© Alex Sebley
This city is the centre of northern cultural modes that date back millennia, from smithies teeming with occult symbolism to sacrificial sites at the foot of Mount Korhogo.
Sited at the foot of the gradually rising mountain sharing its name, Korhogo lies at the heart of Ivory Coast’s 40,000km2 dry brush and grass savannah. The southern approach to the city is blessed with baobab- and acacia-lined valleys and thick, road-creeping plant life. In Korhogo city itself though, the trees are scanter and the scrub below them barely spreads over the hard red and orange earth, like a carpet wearing thin. In the summer this terrain can get exceedingly dusty, making you feel like you took a wrong turn somewhere and ended up much further north in Africa. Coming here from Abidjan or Grand-Bassam, the slower, calmer pace of life is conspicuous. You’ll see few cars (though a lot of motorbikes) and receive little to no hassle from vendors, inquisitive kids and dubious, self-appointed ‘guides’.

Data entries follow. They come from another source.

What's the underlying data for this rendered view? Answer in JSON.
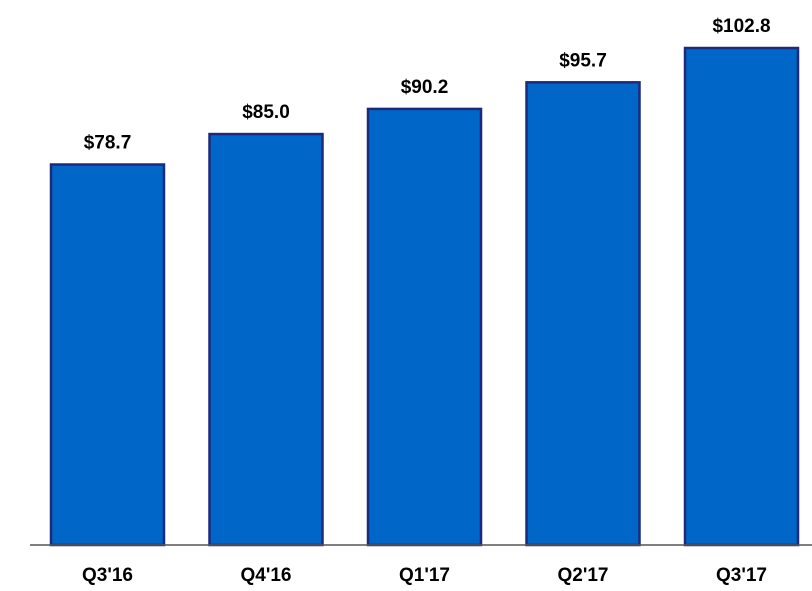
{
  "chart_data": {
    "type": "bar",
    "categories": [
      "Q3'16",
      "Q4'16",
      "Q1'17",
      "Q2'17",
      "Q3'17"
    ],
    "values": [
      78.7,
      85.0,
      90.2,
      95.7,
      102.8
    ],
    "value_labels": [
      "$78.7",
      "$85.0",
      "$90.2",
      "$95.7",
      "$102.8"
    ],
    "color": "#0066c8"
  }
}
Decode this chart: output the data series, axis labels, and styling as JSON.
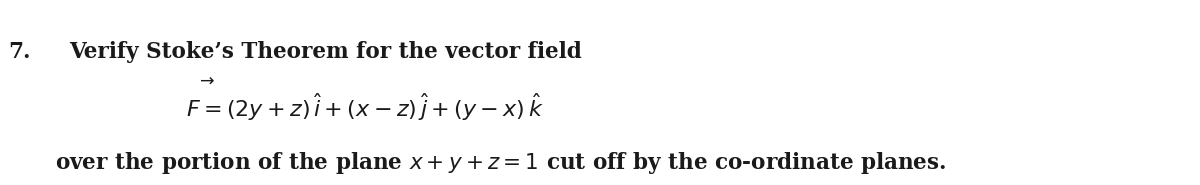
{
  "background_color": "#ffffff",
  "text_color": "#1a1a1a",
  "number": "7.",
  "line1": "Verify Stoke’s Theorem for the vector field",
  "line2_math": "$F = (2y + z)\\,\\hat{i} + (x - z)\\,\\hat{j} + (y - x)\\,\\hat{k}$",
  "line3_pre": "over the portion of the plane ",
  "line3_math": "$x + y + z = 1$",
  "line3_post": " cut off by the co-ordinate planes.",
  "font_size": 15.5,
  "font_size_eq": 15.5
}
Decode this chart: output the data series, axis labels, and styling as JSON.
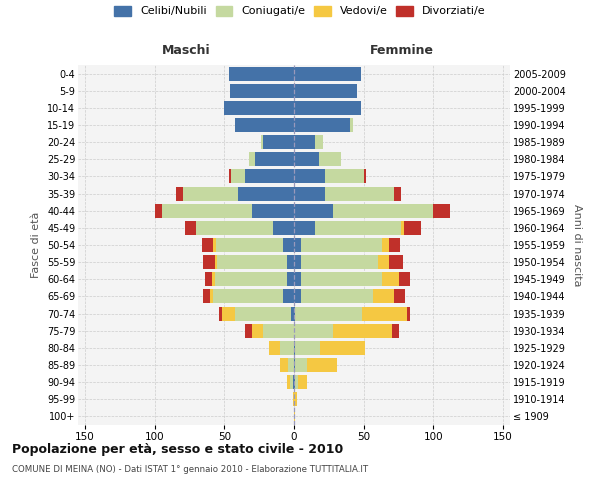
{
  "age_groups": [
    "100+",
    "95-99",
    "90-94",
    "85-89",
    "80-84",
    "75-79",
    "70-74",
    "65-69",
    "60-64",
    "55-59",
    "50-54",
    "45-49",
    "40-44",
    "35-39",
    "30-34",
    "25-29",
    "20-24",
    "15-19",
    "10-14",
    "5-9",
    "0-4"
  ],
  "birth_years": [
    "≤ 1909",
    "1910-1914",
    "1915-1919",
    "1920-1924",
    "1925-1929",
    "1930-1934",
    "1935-1939",
    "1940-1944",
    "1945-1949",
    "1950-1954",
    "1955-1959",
    "1960-1964",
    "1965-1969",
    "1970-1974",
    "1975-1979",
    "1980-1984",
    "1985-1989",
    "1990-1994",
    "1995-1999",
    "2000-2004",
    "2005-2009"
  ],
  "males": {
    "celibi": [
      0,
      0,
      1,
      0,
      0,
      0,
      2,
      8,
      5,
      5,
      8,
      15,
      30,
      40,
      35,
      28,
      22,
      42,
      50,
      46,
      47
    ],
    "coniugati": [
      0,
      0,
      2,
      4,
      10,
      22,
      40,
      50,
      52,
      50,
      48,
      55,
      65,
      40,
      10,
      4,
      2,
      0,
      0,
      0,
      0
    ],
    "vedovi": [
      0,
      1,
      2,
      6,
      8,
      8,
      10,
      2,
      2,
      2,
      2,
      0,
      0,
      0,
      0,
      0,
      0,
      0,
      0,
      0,
      0
    ],
    "divorziati": [
      0,
      0,
      0,
      0,
      0,
      5,
      2,
      5,
      5,
      8,
      8,
      8,
      5,
      5,
      2,
      0,
      0,
      0,
      0,
      0,
      0
    ]
  },
  "females": {
    "nubili": [
      0,
      0,
      1,
      1,
      1,
      0,
      1,
      5,
      5,
      5,
      5,
      15,
      28,
      22,
      22,
      18,
      15,
      40,
      48,
      45,
      48
    ],
    "coniugate": [
      0,
      0,
      2,
      8,
      18,
      28,
      48,
      52,
      58,
      55,
      58,
      62,
      72,
      50,
      28,
      16,
      6,
      2,
      0,
      0,
      0
    ],
    "vedove": [
      1,
      2,
      6,
      22,
      32,
      42,
      32,
      15,
      12,
      8,
      5,
      2,
      0,
      0,
      0,
      0,
      0,
      0,
      0,
      0,
      0
    ],
    "divorziate": [
      0,
      0,
      0,
      0,
      0,
      5,
      2,
      8,
      8,
      10,
      8,
      12,
      12,
      5,
      2,
      0,
      0,
      0,
      0,
      0,
      0
    ]
  },
  "colors": {
    "celibi": "#4472a8",
    "coniugati": "#c5d9a0",
    "vedovi": "#f5c842",
    "divorziati": "#c0302a"
  },
  "title": "Popolazione per età, sesso e stato civile - 2010",
  "subtitle": "COMUNE DI MEINA (NO) - Dati ISTAT 1° gennaio 2010 - Elaborazione TUTTITALIA.IT",
  "xlabel_left": "Maschi",
  "xlabel_right": "Femmine",
  "ylabel_left": "Fasce di età",
  "ylabel_right": "Anni di nascita",
  "legend_labels": [
    "Celibi/Nubili",
    "Coniugati/e",
    "Vedovi/e",
    "Divorziati/e"
  ],
  "xlim": 155,
  "bg_color": "#f4f4f4",
  "grid_color": "#cccccc"
}
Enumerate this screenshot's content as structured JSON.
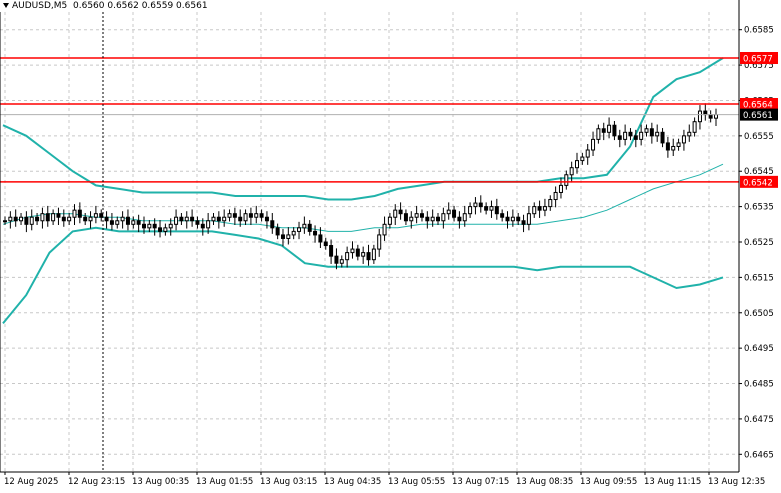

In both civil wars Korhogo was the location of several flashpoints, which resulted in damaged infrastructure and the scaring away of tourists who had been so essential to the city’s pre-war economy. Regeneration has been slow, but it has seen Korhogo’s main attractions re-open and flourish anew. All over the city and in the local Senoufo villages, you’ll find the old-world craftspeople who have helped build Korhogo’s reputation as one of Ivory Coast’s cultural hubs: weavers, painters, metalworkers and wood carvers, all of whom use intriguingly pre-modern tools and techniques.